“I grew up in New Orleans in the 7th ward ar St. Betnard’s and left after Katrina. I worked at an Touro Infirmary Hospital and we stayed to work. My sister lived on the third floor in St. Bernard housing and all of my family went there because we thought we would be safe but the water came to the second level. There were 16 of us there. We threw the refrigerator over the banister and put kids in it. My nephew and his cousin pushed them to the interstate. They got a boat out of someone’s yard on the way back. They pushed a group of us to safety, then went back for another group. We slept on the interstate that night. The next day we walked for eight hours to get to the Super Dome. Inside, people were fighting, shooting, and raping around us. I thought my eardrum was going to bust from the gunfire. We stayed there for four days, then got on a yellow bus and went to Texas.
I was dating a guy from Daphne and my son and I came here. We got married, he cheated on me, and that was the end. That was a hard time. I didn’t know anyone here. I wasn’t accepted by the black community then because I was from New Orleans. I was criticized for going to a counselor because black people don’t go to counseling, we pray. I know that Jesus is on the mainline, but I was mentally distraught after all of the things I had gone through and needed someone here to talk to. My son needed someone to help them get through the changes, too.
My life turned around in Fairhope because of the people who helped me. When we came here after Katrina, we went to the emergency room hospital to get tetanus shots and the human resources department was there. I was in raggedy jeans and smelled bad. As I was looking at the jobs on the board and a lady asked if I had been in Katrina. She got me an application and the next day someone called me about about a job. I had nothing at the time and told her I couldn’t afford uniforms. People at the hospital bought my uniforms for me.
We were staying in a tiny trailer that had maggots and we were tried to clean it with water. I went to the Dollar Store to buy water for us to bathe in. I lady I met there who left $100 in a card at the counter and that paid for the gallons of water. She adopted me and my son and invited us to got to church with her.

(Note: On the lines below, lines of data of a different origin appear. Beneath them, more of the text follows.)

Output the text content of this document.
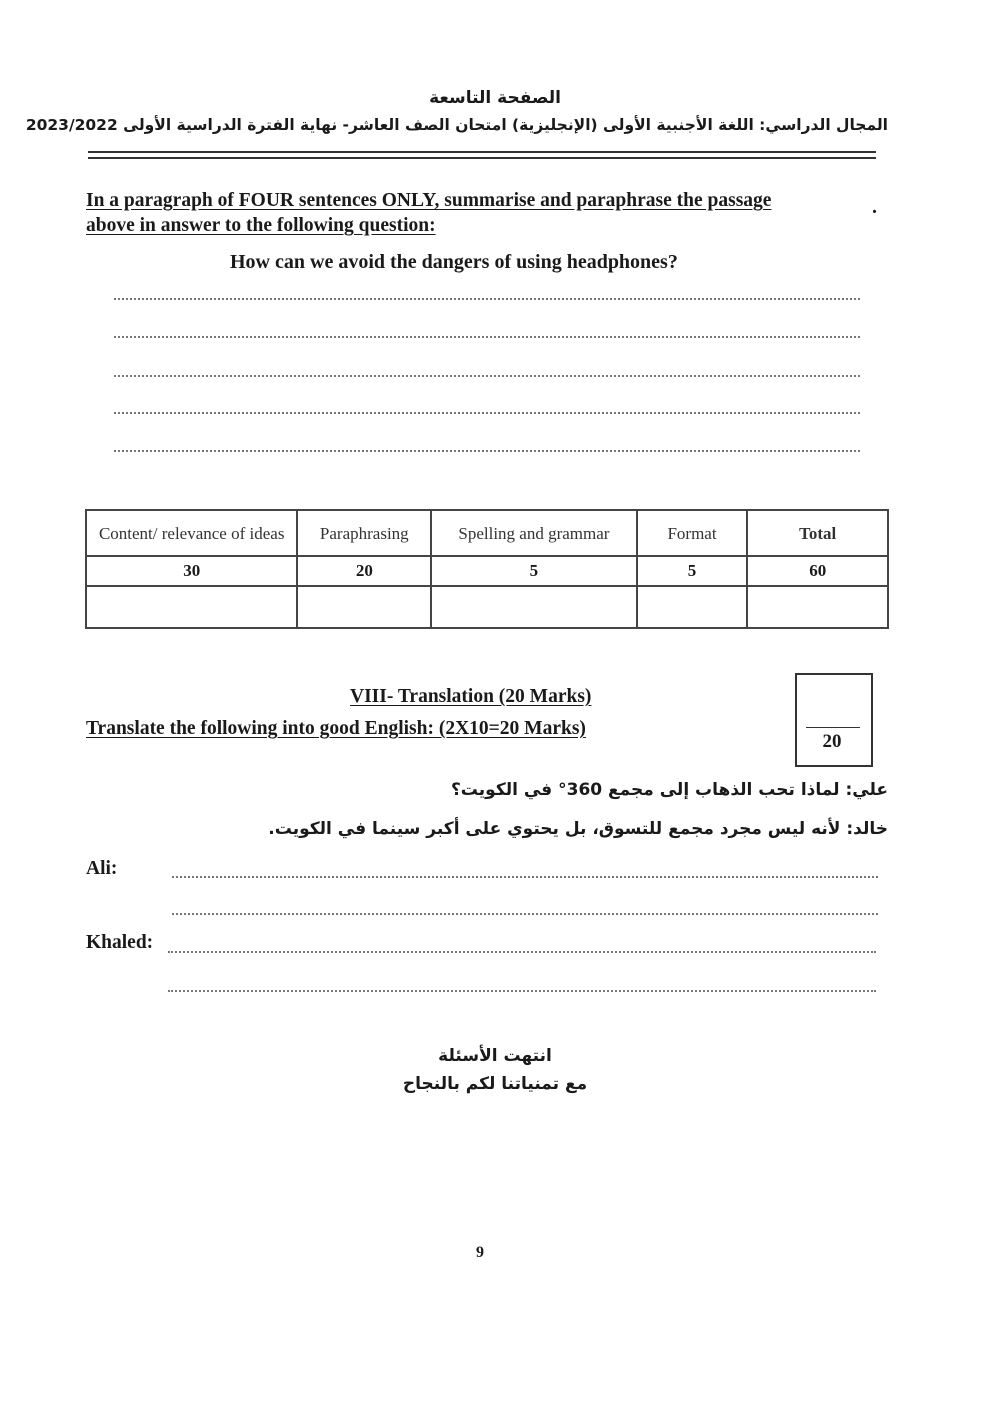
الصفحة التاسعة
المجال الدراسي: اللغة الأجنبية الأولى (الإنجليزية) امتحان الصف العاشر- نهاية الفترة الدراسية الأولى 2023/2022
In a paragraph of FOUR sentences ONLY, summarise and paraphrase the passage
above in answer to the following question:
.
How can we avoid the dangers of using headphones?
Content/ relevance of ideas	Paraphrasing	Spelling and grammar	Format	Total
30	20	5	5	60

VIII- Translation (20 Marks)
Translate the following into good English: (2X10=20 Marks)
20
علي: لماذا تحب الذهاب إلى مجمع 360° في الكويت؟
خالد: لأنه ليس مجرد مجمع للتسوق، بل يحتوي على أكبر سينما في الكويت.
Ali:
Khaled:
انتهت الأسئلة
مع تمنياتنا لكم بالنجاح
9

Living in the trailer was tough because my son was too big for it and his feet hung out the bedroom door. After I had a few dollars from my job, I started looking for another place to live. The woamn who helped me find this house told me to give her the key and she would have some furniture in here by the time I got home. Over my 12-hour shift, she and her friends not only brought in a house full of furniture, they decorated it, left food in the cabinets and refrigerator, utensils, a basket of seasonings. A cake on the tablet said, “Welcome home.” My son came home from school to the trailer and I told him we were going to another house to housesit. We walked in the door and he walked around and said he wished we could stay here. I let him go through the whole night thinking we were just staying in someone else’s home. The next morning I told him this was our place and we both started crying. Strangers did that for us. So many people reached out to care for us and 13 years later we are still here.
I started babysitting and caring for sick people on the side and the jobs were coming in and it was more than what I could do. All of the signs showed that God wanted me to hire people to give them jobs. It was a battle because I didn’t want to do it. One day the Holy Spirit said, ‘This not about you, it is about giving other people a chance.’ So I started We Care Private Sitting. In September, a group of us are going to start giving haircuts and shampoos to the elderly. So many of them need love and attention and we will give them that and help them feel good about themselves, too.
I learned about caring and working hard from my mom. She was a beautiful woman and we ran from window to window to watch her walking home. She wasn’t on welfare and worked seven days a week. She was raising six kids by herself and there was nothing we wanted for. Our house was spotless and uou would never know we lived in the projects until we stepped outside. On the way home from school, I would see a homeless person on Canal Street and bring them home to my mom. She would feed them, give them a bath, and get them some clothes.
I was also a fighter and always boisterous. If I saw someone picking on someone or bullying someone, I would go after them, even if I didn’t know them. I was kicked out of school and sent to an adolescent service center for bad behavior kids. They taught me how do deal with anger.
The projects is a tough place to grow up or raise kids. Shooting is normal there. We would sit on the floor and play games until they finished shooting and then go to bed. I have walked over dead bodies in the hallway to go to the grocery store. I was widowed at 27 and had a good husband who died from cancer. I worked three jobs raising my son and daughter by myself. I bought a raggedy house in a good neighborhood to get my kids out of the projects. We didn’t have to dodge bullets there.
After Katrina and other difficulties in my life, I didn’t think I could take it anymore. But I found home. Fairhope is where I have found my peace and my relationship with God. People of all colors have shown me love and I wrote a poem, ‘I am a Living Testimony’ dedicated to them that hangs in a wall in my house. I am a living testimony of the good that God can do and that He can take our broken pieces and make us whole. It is time to share the love that so many people have given me.”